Chris Kresser explains that nuts actually contain phytic acid, which is a “storage form of phosphorus” that prevents our bodies from absorbing important minerals like iron. Yikes. In addition, he also says that chocolate probably contains copious amounts of this stuff. So, even though I’m not iron deficient, it makes me wonder if this is what’s causing my fatigue. I mean, I do enjoy my chocolate and my nut butters.

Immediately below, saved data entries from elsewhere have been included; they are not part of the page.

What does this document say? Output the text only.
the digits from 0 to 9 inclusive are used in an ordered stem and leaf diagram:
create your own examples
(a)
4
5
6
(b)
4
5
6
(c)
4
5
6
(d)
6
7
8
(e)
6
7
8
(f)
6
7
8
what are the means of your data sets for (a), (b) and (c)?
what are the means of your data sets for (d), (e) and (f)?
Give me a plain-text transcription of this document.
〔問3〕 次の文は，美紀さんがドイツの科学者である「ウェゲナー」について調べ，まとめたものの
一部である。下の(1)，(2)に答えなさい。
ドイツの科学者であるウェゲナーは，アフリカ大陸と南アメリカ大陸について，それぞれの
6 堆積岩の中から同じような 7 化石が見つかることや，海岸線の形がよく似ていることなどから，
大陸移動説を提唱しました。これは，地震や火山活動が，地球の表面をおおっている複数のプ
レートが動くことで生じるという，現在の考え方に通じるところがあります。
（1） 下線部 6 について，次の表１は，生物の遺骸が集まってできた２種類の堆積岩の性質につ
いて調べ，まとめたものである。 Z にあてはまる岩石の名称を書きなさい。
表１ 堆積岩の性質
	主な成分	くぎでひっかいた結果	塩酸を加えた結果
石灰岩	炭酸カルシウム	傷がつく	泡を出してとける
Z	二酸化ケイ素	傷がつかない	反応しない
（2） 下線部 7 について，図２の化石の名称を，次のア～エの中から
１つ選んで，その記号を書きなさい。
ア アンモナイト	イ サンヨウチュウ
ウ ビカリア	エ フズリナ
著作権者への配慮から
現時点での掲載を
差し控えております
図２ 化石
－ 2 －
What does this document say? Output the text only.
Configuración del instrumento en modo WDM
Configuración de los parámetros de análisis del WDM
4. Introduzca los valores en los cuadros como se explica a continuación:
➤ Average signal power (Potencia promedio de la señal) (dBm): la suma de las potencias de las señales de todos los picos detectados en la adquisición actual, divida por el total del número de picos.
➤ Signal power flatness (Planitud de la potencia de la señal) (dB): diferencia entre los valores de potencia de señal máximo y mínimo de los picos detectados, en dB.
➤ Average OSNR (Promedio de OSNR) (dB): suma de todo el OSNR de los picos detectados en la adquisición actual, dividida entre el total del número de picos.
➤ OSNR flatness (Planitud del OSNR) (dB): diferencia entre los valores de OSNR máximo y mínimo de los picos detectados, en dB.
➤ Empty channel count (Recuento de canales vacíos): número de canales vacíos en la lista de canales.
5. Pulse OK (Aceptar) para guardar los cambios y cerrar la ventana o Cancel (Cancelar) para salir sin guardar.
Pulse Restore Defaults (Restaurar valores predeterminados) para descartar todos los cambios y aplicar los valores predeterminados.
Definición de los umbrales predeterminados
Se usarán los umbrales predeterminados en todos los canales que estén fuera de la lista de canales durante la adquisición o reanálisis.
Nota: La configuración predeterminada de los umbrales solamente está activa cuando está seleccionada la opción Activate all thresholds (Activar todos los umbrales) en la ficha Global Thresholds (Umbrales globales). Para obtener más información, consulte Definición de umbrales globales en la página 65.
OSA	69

This post mainly centers around Pili nuts. Now, you’re probably thinking, “wtf is that?” which is exactly what I thought when I heard the name from Barefoot Provisions. Well, I couldn’t help it. I ordered these babies before I even knew what they were. As an added bonus, Barefoot Provisions sent me a free pack of Stephen James’ regular Pili nuts (not dusted with cocoa). SCORE!

IMG_7229

Pili nuts are from the Pili tree. The Pili tree grows in the Philippines. They are relatively large in length and width. What do they taste like? They’re honestly amazing. Barefoot Provisions describes them as “buttery,” but it’s hard to imagine a nut that tastes like butter. They really do taste like butter, though! It’s not a sickeningly oh-my-gosh-I’m-eating-butter-straight-up, but a subtle, mild flavor. Buttery consistency is a better term. It’s spectacular. It reminds me of a soft nut like cashews. They’re sort of easy to bite into. After biting into a Pili nut, though, it just melts in your mouth the whole time. It’s the best nut I have ever eaten.

Cocoa Pili nuts

Cocoa Pili nuts

Cocoa Pili nut in my man hand

Cocoa Pili nut in my man hand

The company, Stephen James, also makes something called “Carazuc Coconut Flower Sugar,” which is made from the sweet sap of the coconut tree flower. I had bought the Pili nuts dusted in these, and since there was some carazuc sugar leftover in the bottom of the bag, I got to try it on its own. You know how things like Splenda and Truvia taste like crap? Or maybe you’re saying right now, “how dare you! Splenda is the greatest invention EVER, BRITTANY!” Not for someone (like me) with a distinctive palate. Every bite I take that is made with an artificial sweetener tastes so fake to me. I can’t deal with it. Carazuc sugar, however, tastes like sugar. AMAZING sugar, that is. BUT! It’s low glycemic. I’m waiting to order some until I have a big order on Amazon (you can get it cheap as an add-on!).

If you ever see Pili nuts, buy them. You won’t regret the snack.